Provedora de Justiça "otimista" sobre uso de bodycams por polícias

Maria Lúcia Amaral acredita que este será um "instrumento benigno que ajudará a proteger os direitos das pessoas e a salvaguardar também as próprias forças de segurança".

A utilização de sistemas de videovigilância pelas forças e serviços de segurança, que vai permitir aos polícias usarem câmaras nos uniformes ('bodycams') é vista com tranquilidade e otimismo pela provedora de Justiça.

Em entrevista à agência Lusa, Maria Lúcia Amaral garantiu estar "francamente tranquila", apesar de reconhecer que é preciso tempo para perceber se este mecanismo irá expor novos episódios de violência por parte de elementos das forças de autoridade ou se vai constituir uma salvaguarda e uma proteção reforçada dos direitos dos cidadãos.

"Se, de facto, não conhecemos da realidade a metade, estes instrumentos dar-nos-ão a visão geral da realidade; se, de facto, a realidade não é - como eu creio que não é - atravessada por uma propensão sistemática preocupante para os maus-tratos, então este será um instrumento benigno que ajudará a proteger os direitos das pessoas e a salvaguardar também as próprias forças de segurança", disse.

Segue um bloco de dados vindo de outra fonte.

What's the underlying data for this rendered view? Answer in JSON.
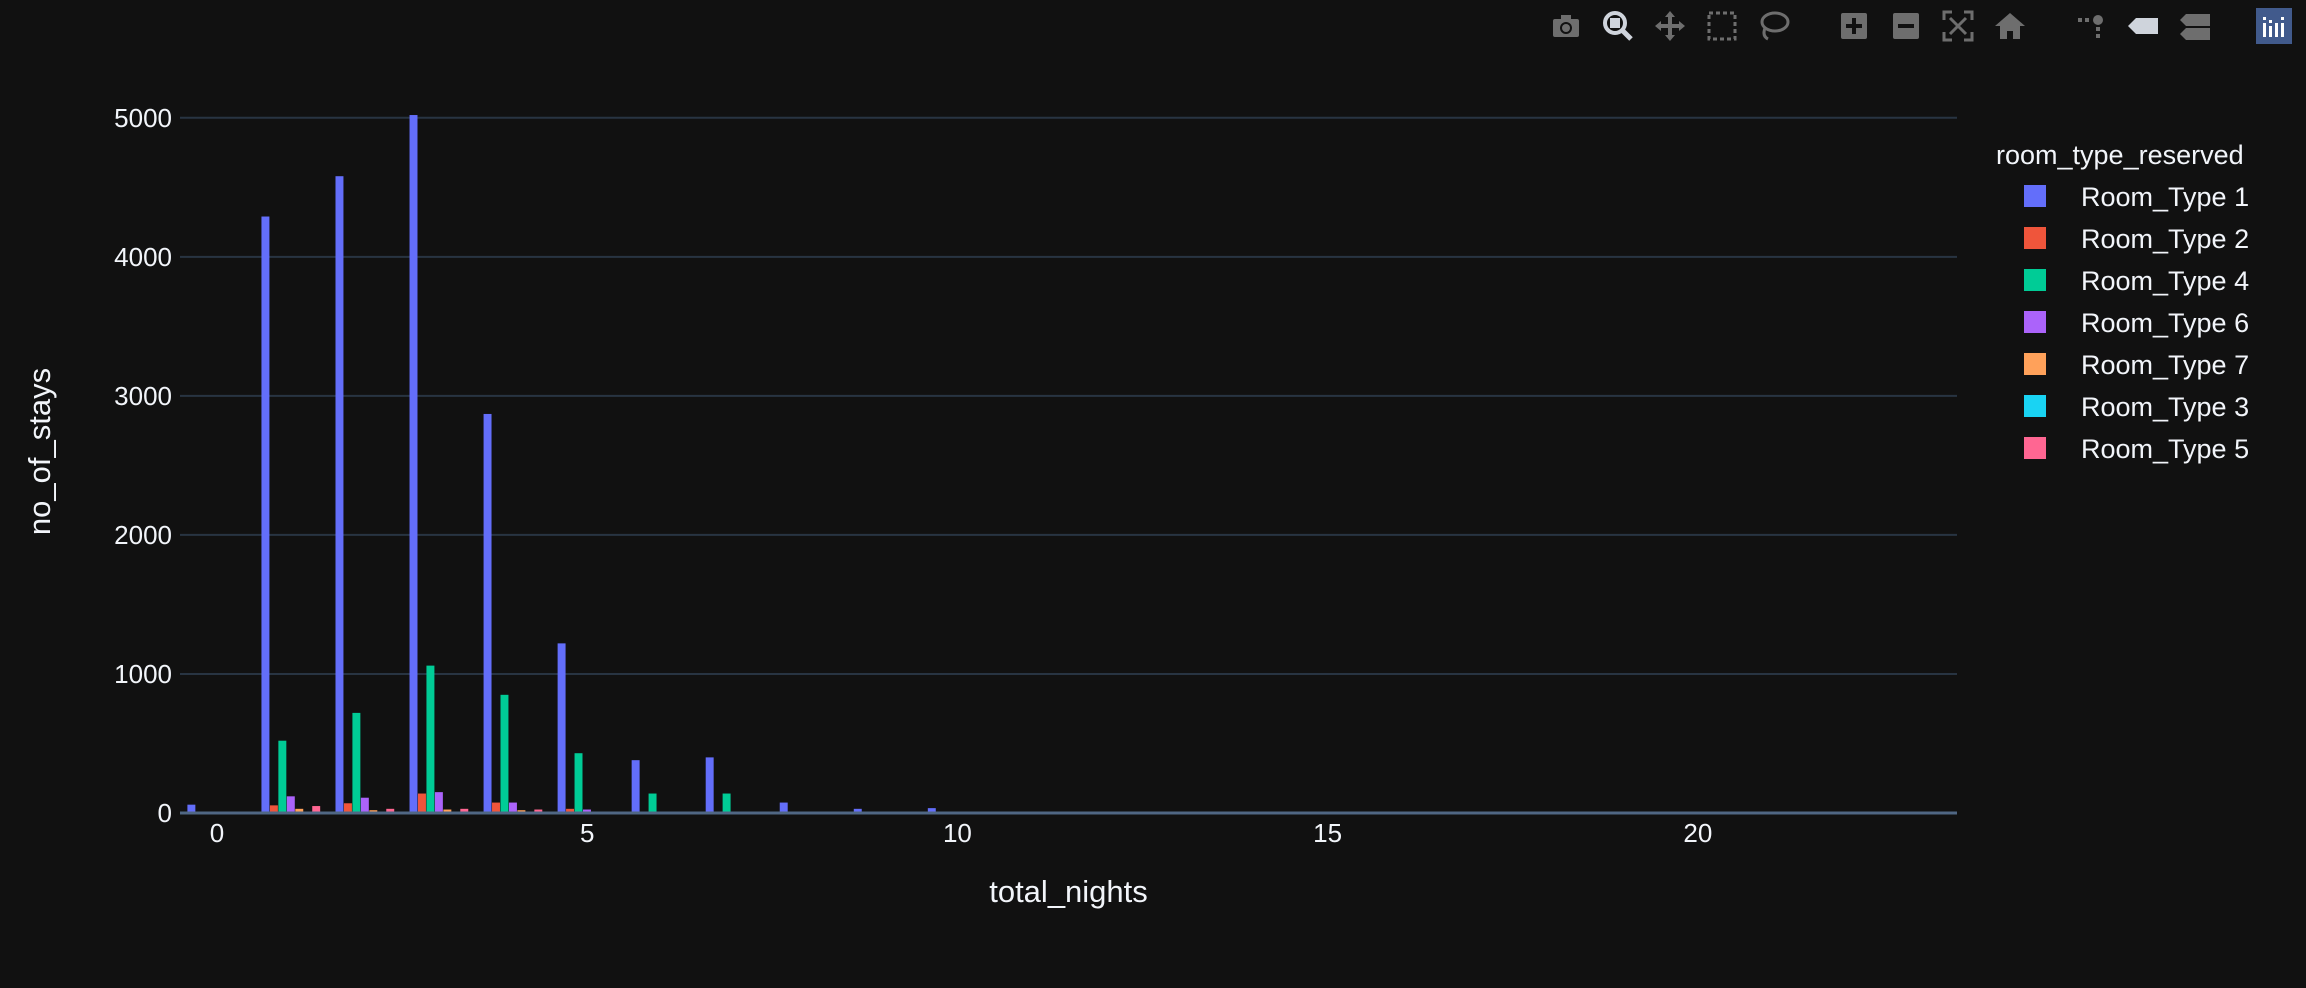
{
  "modebar": {
    "buttons": [
      {
        "name": "camera-icon",
        "group": 0
      },
      {
        "name": "zoom-icon",
        "group": 0,
        "active": true
      },
      {
        "name": "pan-icon",
        "group": 0
      },
      {
        "name": "box-select-icon",
        "group": 0
      },
      {
        "name": "lasso-select-icon",
        "group": 0
      },
      {
        "name": "zoom-in-icon",
        "group": 1
      },
      {
        "name": "zoom-out-icon",
        "group": 1
      },
      {
        "name": "autoscale-icon",
        "group": 1
      },
      {
        "name": "reset-axes-icon",
        "group": 1
      },
      {
        "name": "spike-lines-icon",
        "group": 2
      },
      {
        "name": "hover-closest-icon",
        "group": 2
      },
      {
        "name": "hover-compare-icon",
        "group": 2
      },
      {
        "name": "plotly-logo-icon",
        "group": 3
      }
    ]
  },
  "chart_data": {
    "type": "bar",
    "xlabel": "total_nights",
    "ylabel": "no_of_stays",
    "xlim": [
      -0.5,
      23.5
    ],
    "ylim": [
      0,
      5200
    ],
    "xticks": [
      0,
      5,
      10,
      15,
      20
    ],
    "yticks": [
      0,
      1000,
      2000,
      3000,
      4000,
      5000
    ],
    "grid": true,
    "legend_title": "room_type_reserved",
    "legend_position": "right",
    "x": [
      0,
      1,
      2,
      3,
      4,
      5,
      6,
      7,
      8,
      9,
      10,
      11,
      12,
      13,
      14,
      15,
      16,
      17,
      18,
      19,
      20,
      21,
      22,
      23
    ],
    "series": [
      {
        "name": "Room_Type 1",
        "color": "#636efa",
        "values": [
          60,
          4290,
          4580,
          5020,
          2870,
          1220,
          380,
          400,
          75,
          30,
          35,
          10,
          8,
          6,
          8,
          5,
          4,
          3,
          3,
          3,
          3,
          2,
          2,
          2
        ]
      },
      {
        "name": "Room_Type 2",
        "color": "#ef553b",
        "values": [
          0,
          55,
          70,
          140,
          75,
          30,
          5,
          5,
          0,
          0,
          0,
          0,
          0,
          0,
          0,
          0,
          0,
          0,
          0,
          0,
          0,
          0,
          0,
          0
        ]
      },
      {
        "name": "Room_Type 4",
        "color": "#00cc96",
        "values": [
          5,
          520,
          720,
          1060,
          850,
          430,
          140,
          140,
          10,
          10,
          5,
          3,
          2,
          2,
          2,
          1,
          1,
          1,
          1,
          1,
          1,
          1,
          1,
          1
        ]
      },
      {
        "name": "Room_Type 6",
        "color": "#ab63fa",
        "values": [
          0,
          120,
          110,
          150,
          75,
          25,
          8,
          8,
          2,
          0,
          0,
          0,
          0,
          0,
          0,
          0,
          0,
          0,
          0,
          0,
          0,
          0,
          0,
          0
        ]
      },
      {
        "name": "Room_Type 7",
        "color": "#ffa15a",
        "values": [
          0,
          30,
          20,
          25,
          20,
          5,
          2,
          2,
          0,
          0,
          0,
          0,
          0,
          0,
          0,
          0,
          0,
          0,
          0,
          0,
          0,
          0,
          0,
          0
        ]
      },
      {
        "name": "Room_Type 3",
        "color": "#19d3f3",
        "values": [
          0,
          2,
          2,
          3,
          2,
          1,
          0,
          0,
          0,
          0,
          0,
          0,
          0,
          0,
          0,
          0,
          0,
          0,
          0,
          0,
          0,
          0,
          0,
          0
        ]
      },
      {
        "name": "Room_Type 5",
        "color": "#ff6692",
        "values": [
          0,
          50,
          30,
          30,
          25,
          10,
          3,
          3,
          0,
          0,
          0,
          0,
          0,
          0,
          0,
          0,
          0,
          0,
          0,
          0,
          0,
          0,
          0,
          0
        ]
      }
    ]
  }
}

O diploma sobre a utilização das 'bodycams' e o seu acesso por forças e serviços de segurança e Proteção Civil foi promulgado na segunda-feira pelo Presidente da República, que baseou a .decisão em "pareceres globalmente favoráveis do Conselho Superior da Magistratura, do Conselho Superior do Ministério Público, da Associação Nacional dos Municípios Portugueses, da Autoridade Nacional de Emergência e Proteção Civil (ANEPC), da GNR e da PSP".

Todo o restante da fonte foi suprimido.